GUIDE DES BONNES PRATIQUES DES APPELS D’OFFRES

A - INTRODUCTION

 

Le créateur de spectacle pyrotechnique invente et créé des feux d’artifices. C’est un artiste et ses spectacles sont conçus de manière très précise dans le but de transmettre une émotion en jouant avec les effets, les lumières, les sonorités des artifices et parfois la musique qui vient se synchroniser parfaitement sur ces effets pyrotechniques.


Afin de concevoir son spectacle pyrotechnique, le créateur aura besoin de connaitre 3 points essentiels :

  • Le budget alloué à la prestation

  • Le site de tir avec le positionnement précis du public (afin d’établir un périmètre de sécurité et intégrer des artifices de calibres adaptés aux distances de sécurité avec le public)

  • Le thème du spectacle (avec musique ? exigences particulières ?)
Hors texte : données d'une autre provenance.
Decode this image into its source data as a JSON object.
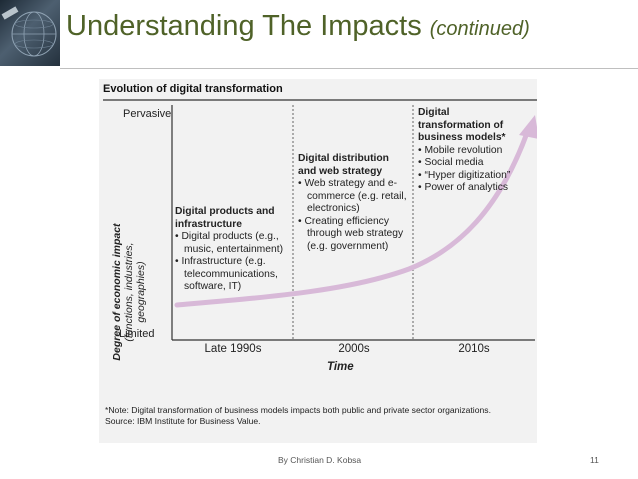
{
  "slide": {
    "title": "Understanding The Impacts",
    "title_suffix": "(continued)",
    "footer": "By Christian D. Kobsa",
    "page_number": "11"
  },
  "figure": {
    "title": "Evolution of digital transformation",
    "y_axis": {
      "label_line1": "Degree of economic impact",
      "label_line2": "(functions, industries,",
      "label_line3": "geographies)",
      "top": "Pervasive",
      "bottom": "Limited"
    },
    "x_axis": {
      "title": "Time",
      "periods": [
        "Late 1990s",
        "2000s",
        "2010s"
      ]
    },
    "blocks": [
      {
        "heading1": "Digital products and",
        "heading2": "infrastructure",
        "items": [
          "• Digital products (e.g., music, entertainment)",
          "• Infrastructure (e.g. telecommunications, software, IT)"
        ]
      },
      {
        "heading1": "Digital distribution",
        "heading2": "and web strategy",
        "items": [
          "• Web strategy and e-commerce (e.g. retail, electronics)",
          "• Creating efficiency through web strategy (e.g. government)"
        ]
      },
      {
        "heading1": "Digital",
        "heading2": "transformation of",
        "heading3": "business models*",
        "items": [
          "• Mobile revolution",
          "• Social media",
          "• “Hyper digitization”",
          "• Power of analytics"
        ]
      }
    ],
    "note": "*Note: Digital transformation of business models impacts both public and private sector organizations.",
    "source": "Source: IBM Institute for Business Value.",
    "curve_color": "#d8b9d8"
  }
}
Pour avoir une idée concrète voilà comment se déroule la conception d’un spectacle pyrotechnique :

Le créateur va mettre entre 2 semaines et 6 semaines pour écrire un spectacle (selon la taille du feu d’artifice et avec/sans bande musicale). Comme chaque artiste, son inspiration influe beaucoup sur la conception et sur son temps de réalisation.


Il lui faut ensuite faire les démarches administratives de déclaration, commander les produits pyrotechniques, acheminer ces produits (transport très réglementé de matières dangereuses), préparer les artifices et organiser la prestation (personnels, transports, nourritures, logements etc.). Durée : environ 2 mois;


Vient ensuite le jour J de la prestation où toute son équipe œuvre pour installer le feu. Une fois le feu d’artifice terminé, il faut nettoyer, ranger au dépôt le matériel et effectuer le traitement des déchets. Durée : entre 2 et 6 jours selon la taille du feu.


Pour résumer, pour mettre en œuvre un feu d’artifice il faut compter environ 3 mois.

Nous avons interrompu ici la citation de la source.